‘There’s more dignity in being rejected by someone out of my league,’ says Marta (Ludovica Francesconi), a bright young Italian woman desperate for romance but struggling with worsening cystic fibrosis. Standard treatments are failing her, and she is gradually coming to terms with the idea that she may not have much longer to live. Still, she sets her sights high: not content with settling for an ordinary boyfriend she pursues the rich, handsome university student Arturo (Giuseppe Maggio).
There is a strong sense in the opening half-hour of Out of My League (2020) that it is trying much too hard. This Italian romantic comedy is juggling quite a lot of non-standard elements for its genre, and it is clear that director Alice Fillipi has artistic aspirations beyond the run-of-the-mill crowd pleaser. There is more than a hint of Jean-Pierre Jeunet’s Amélie about it, not simply with its colourful palette and sentimental-sweet emotional core but also with how its protagonist is presented. Marta has plenty in her life to be miserable about – orphaned as a child, terminally ill, and unlucky in love – yet no matter what happens the outlook always swings around to the upbeat and hopeful.
Marta is not alone – she lives in her spacious inherited apartment with childhood friends Jacopo (Jozef Gjura) and Federica (Gaja Masciale), who are both gay yet trying for a baby together. They operate as a close and intimate family unit, accompanying Marta on medical appointments and hospital visits and consoling her when she is down. In the film’s opening act at least they are alarmingly superficial. They largely lack lives and goals of their own, but simply exist to make the protagonist’s life an easier one and to support her seemingly Quixotic quest to date Arturo.

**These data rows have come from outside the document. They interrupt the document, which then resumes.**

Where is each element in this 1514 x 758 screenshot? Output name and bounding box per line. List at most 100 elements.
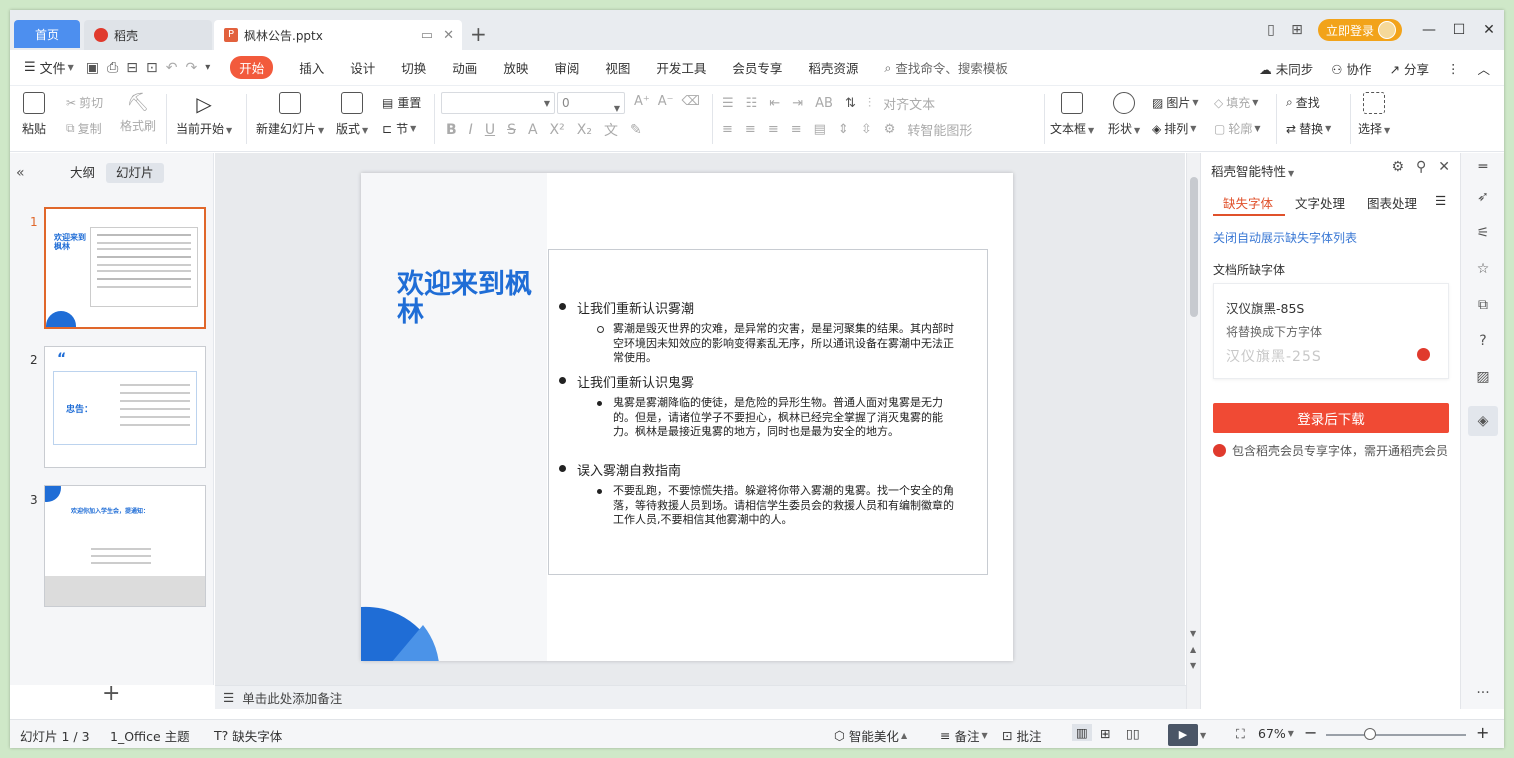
- drag-handle-icon[interactable]: ═: [1473, 157, 1493, 177]
- select-button[interactable]: 选择 ▼: [1358, 92, 1390, 137]
- apps-grid-icon[interactable]: ⊞: [1284, 22, 1310, 38]
- play-button[interactable]: ▶ ▼: [1168, 724, 1206, 746]
- menu-review[interactable]: 审阅: [554, 58, 579, 77]
- notes-toggle[interactable]: ≡ 备注 ▼: [940, 726, 988, 745]
- print-preview-icon[interactable]: ⊡: [146, 60, 158, 76]
- transition-icon[interactable]: ⧉: [1473, 295, 1493, 315]
- float-window-icon[interactable]: ▭: [421, 28, 433, 43]
- tab-missing-fonts[interactable]: 缺失字体: [1223, 193, 1273, 212]
- close-icon[interactable]: ✕: [1438, 159, 1450, 175]
- share-button[interactable]: ↗ 分享: [1390, 59, 1429, 78]
- save-icon[interactable]: ▣: [86, 60, 99, 76]
- settings-icon[interactable]: ⚙: [1391, 159, 1404, 175]
- close-auto-show-link[interactable]: 关闭自动展示缺失字体列表: [1213, 229, 1357, 246]
- from-current-button[interactable]: ▷ 当前开始 ▼: [176, 92, 232, 137]
- align-buttons[interactable]: ≡ ≡ ≡ ≡ ▤ ⇕ ⇳ ⚙ 转智能图形: [722, 120, 972, 139]
- tab-chart-processing[interactable]: 图表处理: [1367, 193, 1417, 212]
- normal-view-icon[interactable]: ▥: [1072, 724, 1092, 741]
- section-button[interactable]: ⊏ 节 ▼: [382, 120, 416, 137]
- reading-view-icon[interactable]: ▯▯: [1126, 726, 1140, 741]
- zoom-slider[interactable]: [1326, 734, 1466, 736]
- more-options-icon[interactable]: ···: [1473, 683, 1493, 703]
- slide-1[interactable]: 欢迎来到枫林 让我们重新认识雾潮 雾潮是毁灭世界的灾难，是异常的灾害，是星河聚集…: [361, 173, 1013, 661]
- more-icon[interactable]: ⋮: [1447, 61, 1460, 76]
- arrange-button[interactable]: ◈ 排列 ▼: [1152, 120, 1196, 137]
- slide-thumbnail-1[interactable]: 欢迎来到枫林: [44, 207, 206, 329]
- theme-name[interactable]: 1_Office 主题: [110, 726, 190, 745]
- rocket-icon[interactable]: ➶: [1473, 187, 1493, 207]
- font-family-select[interactable]: ▼: [441, 92, 555, 114]
- fill-button[interactable]: ◇ 填充 ▼: [1214, 94, 1258, 111]
- adjust-icon[interactable]: ⚟: [1473, 223, 1493, 243]
- list-buttons[interactable]: ☰ ☷ ⇤ ⇥ AB ⇅ ⫶ 对齐文本: [722, 94, 935, 113]
- tab-daoke[interactable]: 稻壳: [84, 20, 212, 50]
- print-icon[interactable]: ⊟: [126, 60, 138, 76]
- file-menu[interactable]: ☰ 文件 ▼: [24, 58, 74, 77]
- tab-document[interactable]: P 枫林公告.pptx ▭ ✕: [214, 20, 462, 50]
- menu-design[interactable]: 设计: [350, 58, 375, 77]
- layout-button[interactable]: 版式 ▼: [336, 92, 368, 137]
- comments-toggle[interactable]: ⊡ 批注: [1002, 726, 1042, 745]
- command-search[interactable]: ⌕ 查找命令、搜索模板: [884, 58, 1008, 77]
- menu-icon[interactable]: ☰: [1435, 193, 1446, 208]
- menu-view[interactable]: 视图: [605, 58, 630, 77]
- reset-button[interactable]: ▤ 重置: [382, 94, 421, 111]
- login-download-button[interactable]: 登录后下载: [1213, 403, 1449, 433]
- slide-title[interactable]: 欢迎来到枫林: [397, 271, 547, 327]
- customize-icon[interactable]: ▾: [205, 62, 210, 73]
- menu-daoke-resources[interactable]: 稻壳资源: [808, 58, 858, 77]
- slide-thumbnail-2[interactable]: “ 忠告：: [44, 346, 206, 468]
- pane-title[interactable]: 稻壳智能特性 ▼: [1211, 161, 1294, 180]
- export-pdf-icon[interactable]: ⎙: [107, 60, 118, 76]
- missing-font-card[interactable]: 汉仪旗黑-85S 将替换成下方字体 汉仪旗黑-25S: [1213, 283, 1449, 379]
- find-button[interactable]: ⌕ 查找: [1286, 94, 1320, 111]
- font-style-buttons[interactable]: B I U S A X² X₂ 文 ✎: [446, 120, 642, 140]
- menu-insert[interactable]: 插入: [299, 58, 324, 77]
- replace-button[interactable]: ⇄ 替换 ▼: [1286, 120, 1331, 137]
- menu-home[interactable]: 开始: [230, 56, 274, 79]
- menu-transition[interactable]: 切换: [401, 58, 426, 77]
- close-window-icon[interactable]: ✕: [1474, 22, 1504, 38]
- slide-thumbnail-3[interactable]: 欢迎你加入学生会，提通知：: [44, 485, 206, 607]
- zoom-select[interactable]: 67% ▼: [1258, 726, 1294, 741]
- redo-icon[interactable]: ↷: [185, 60, 197, 76]
- tab-home[interactable]: 首页: [14, 20, 80, 48]
- new-tab-button[interactable]: +: [470, 22, 487, 46]
- scroll-down-icon[interactable]: ▼: [1190, 629, 1196, 638]
- menu-member[interactable]: 会员专享: [732, 58, 782, 77]
- reading-mode-icon[interactable]: ▯: [1258, 22, 1284, 38]
- close-tab-icon[interactable]: ✕: [443, 28, 454, 43]
- tab-text-processing[interactable]: 文字处理: [1295, 193, 1345, 212]
- login-button[interactable]: 立即登录: [1317, 19, 1402, 41]
- canvas-scrollbar[interactable]: ▼ ▲ ▼: [1186, 153, 1200, 709]
- fit-window-icon[interactable]: ⛶: [1236, 726, 1245, 742]
- shape-button[interactable]: 形状 ▼: [1108, 92, 1140, 137]
- prev-slide-icon[interactable]: ▲: [1190, 645, 1196, 654]
- pin-icon[interactable]: ⚲: [1416, 159, 1426, 175]
- tab-outline[interactable]: 大纲: [60, 163, 105, 183]
- format-painter-button[interactable]: ⛏ 格式刷: [120, 92, 156, 134]
- smart-feature-icon[interactable]: ◈: [1468, 406, 1498, 436]
- help-icon[interactable]: ?: [1473, 331, 1493, 351]
- zoom-out-icon[interactable]: −: [1304, 723, 1317, 742]
- next-slide-icon[interactable]: ▼: [1190, 661, 1196, 670]
- picture-button[interactable]: ▨ 图片 ▼: [1152, 94, 1199, 111]
- undo-icon[interactable]: ↶: [166, 60, 178, 76]
- menu-developer[interactable]: 开发工具: [656, 58, 706, 77]
- zoom-in-icon[interactable]: +: [1476, 723, 1489, 742]
- smart-beautify-button[interactable]: ⬡ 智能美化 ▲: [834, 726, 907, 745]
- picture-tool-icon[interactable]: ▨: [1473, 367, 1493, 387]
- textbox-button[interactable]: 文本框 ▼: [1050, 92, 1094, 137]
- copy-button[interactable]: ⧉ 复制: [66, 120, 102, 137]
- tab-slides[interactable]: 幻灯片: [106, 163, 164, 183]
- new-slide-button[interactable]: 新建幻灯片 ▼: [256, 92, 324, 137]
- notes-area[interactable]: ☰ 单击此处添加备注: [215, 685, 1190, 709]
- grid-view-icon[interactable]: ⊞: [1100, 726, 1110, 741]
- outline-button[interactable]: ▢ 轮廓 ▼: [1214, 120, 1261, 137]
- scrollbar-thumb[interactable]: [1190, 177, 1198, 317]
- collapse-panel-icon[interactable]: «: [16, 165, 25, 181]
- maximize-icon[interactable]: ☐: [1444, 22, 1474, 38]
- missing-font-button[interactable]: T? 缺失字体: [214, 726, 282, 745]
- zoom-slider-knob[interactable]: [1364, 728, 1376, 740]
- menu-animation[interactable]: 动画: [452, 58, 477, 77]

Arturo is a sexy, rich, and attractive man who comes from a very rich and clearly very powerful family, and does not seem interested in Marta at all. Her pursuit of him absolutely crosses the line into active stalking, and while that can inspire a certain kind of comedy it does not match the apparent romantic tone at all.
What a surprise, then, to find the movie unexpectedly shift gears at the midway point to become a rather earnest melodrama instead. It is quite the achievement to maintain both characters and a general aesthetic while moving the emotional direction in such an unexpected fashion. It is not necessarily any better than the film was in its earlier scenes, but it is probably more entertaining.

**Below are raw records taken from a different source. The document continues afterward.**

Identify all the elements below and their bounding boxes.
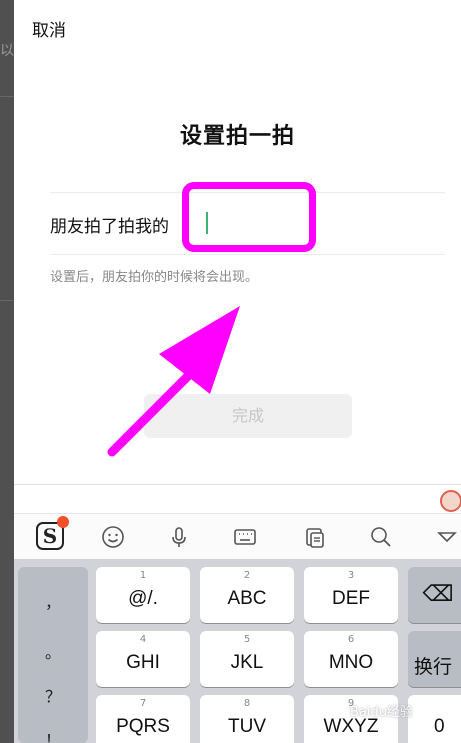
modal-sheet: 取消 设置拍一拍 朋友拍了拍我的 设置后，朋友拍你的时候将会出现。 完成 S ，…: [14, 0, 461, 743]
background-divider: [0, 300, 14, 301]
key-label: DEF: [332, 588, 370, 609]
key-number: 3: [347, 570, 355, 581]
key-label: PQRS: [116, 716, 170, 737]
keyboard-keys: ， 。 ？ ！ 1 @/. 2 ABC 3 DEF ⌫ 4 GHI 5 JKL: [14, 559, 461, 743]
key-2[interactable]: 2 ABC: [200, 567, 294, 623]
symbol-key-comma[interactable]: ，: [18, 589, 88, 613]
key-5[interactable]: 5 JKL: [200, 631, 294, 687]
key-label: MNO: [328, 652, 374, 673]
emoji-icon[interactable]: [100, 524, 126, 550]
backspace-icon: ⌫: [422, 581, 454, 606]
symbol-column: ， 。 ？ ！: [18, 567, 88, 743]
key-label: @/.: [128, 588, 158, 609]
key-number: 2: [243, 570, 251, 581]
key-label: ABC: [227, 588, 267, 609]
background-page: 以: [0, 0, 14, 743]
microphone-icon[interactable]: [166, 524, 192, 550]
keyboard-toolbar: S: [14, 513, 461, 559]
keyboard-icon[interactable]: [232, 524, 258, 550]
symbol-key-question[interactable]: ？: [18, 683, 88, 707]
background-page-text: 以: [0, 43, 14, 59]
key-number: 1: [139, 570, 147, 581]
search-icon[interactable]: [368, 524, 394, 550]
key-7[interactable]: 7 PQRS: [96, 695, 190, 743]
key-number: 4: [139, 634, 147, 645]
collapse-icon[interactable]: [434, 524, 460, 550]
background-divider: [0, 96, 14, 97]
clipboard-icon[interactable]: [302, 524, 328, 550]
key-6[interactable]: 6 MNO: [304, 631, 398, 687]
key-0[interactable]: 0: [408, 695, 461, 743]
key-number: 7: [139, 698, 147, 709]
key-3[interactable]: 3 DEF: [304, 567, 398, 623]
keyboard-divider: [14, 484, 461, 485]
sogou-logo-icon[interactable]: S: [36, 516, 69, 550]
symbol-key-period[interactable]: 。: [18, 639, 88, 663]
key-label: TUV: [228, 716, 266, 737]
key-4[interactable]: 4 GHI: [96, 631, 190, 687]
key-number: 5: [243, 634, 251, 645]
key-8[interactable]: 8 TUV: [200, 695, 294, 743]
backspace-key[interactable]: ⌫: [408, 567, 461, 623]
key-label: 换行: [414, 657, 453, 678]
key-label: GHI: [126, 652, 160, 673]
key-label: 0: [434, 716, 445, 737]
watermark: Baidu经验: [350, 705, 413, 720]
key-label: JKL: [230, 652, 264, 673]
key-1[interactable]: 1 @/.: [96, 567, 190, 623]
mascot-icon[interactable]: [440, 490, 461, 512]
enter-key[interactable]: 换行: [408, 631, 461, 687]
key-number: 6: [347, 634, 355, 645]
symbol-key-exclaim[interactable]: ！: [18, 727, 88, 743]
key-number: 8: [243, 698, 251, 709]
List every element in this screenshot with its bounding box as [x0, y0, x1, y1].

The film is well performed, particularly in regards to Ludovica Francesconi’s bubbly and rather likeable performance as Marta. The rich photography, lighting, and slightly elaborate costumes are also rather charming, and do a lot to overcome the silliness of the plot. The film’s Turin location is always well handled, showcasing a beautiful city without ever feeling like a video for tourists.

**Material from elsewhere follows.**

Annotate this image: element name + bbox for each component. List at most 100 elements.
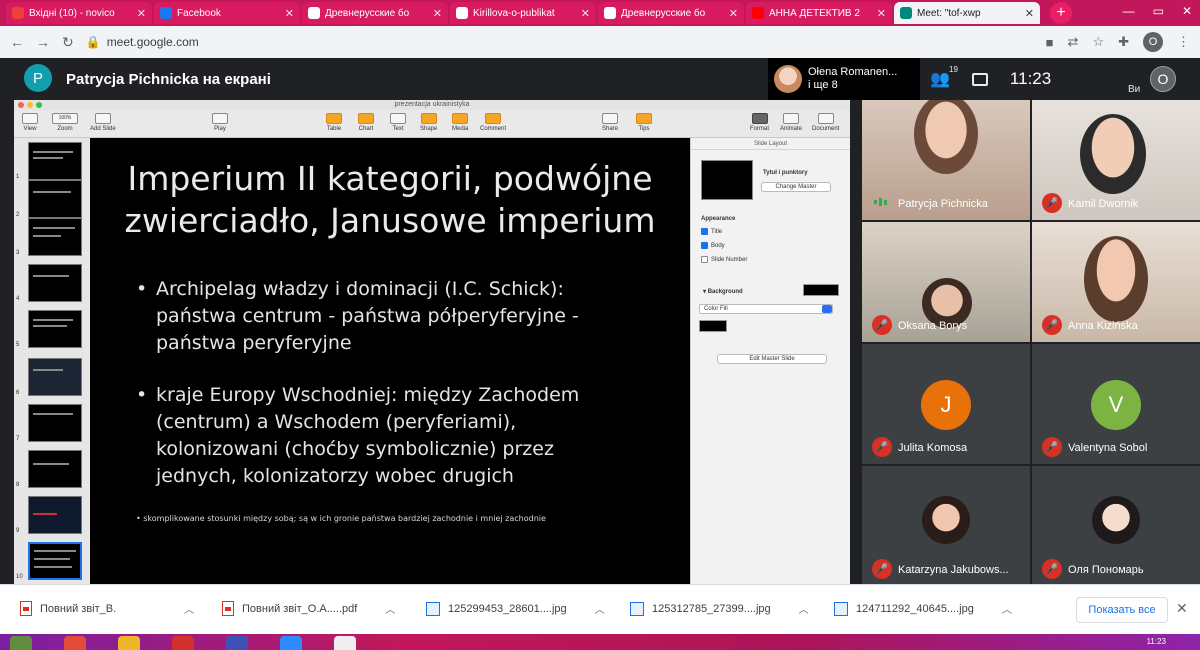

The golden rule of reviewing things is to base one’s assessment on two questions. The first is ‘What is the artist trying to do?’. The second is ‘Do they succeed in that goal?’ With Out of My League Alice Fillipi has aimed to make a breezy and attractive romantic film with some inventive wrinkles and complications, and it is fair to say she has succeeded. It is not an outstanding film, but is perfectly well executed to meet its purpose. If it looks or sounds like your kind of movie then it very probably is. The opposite is, of course, also true.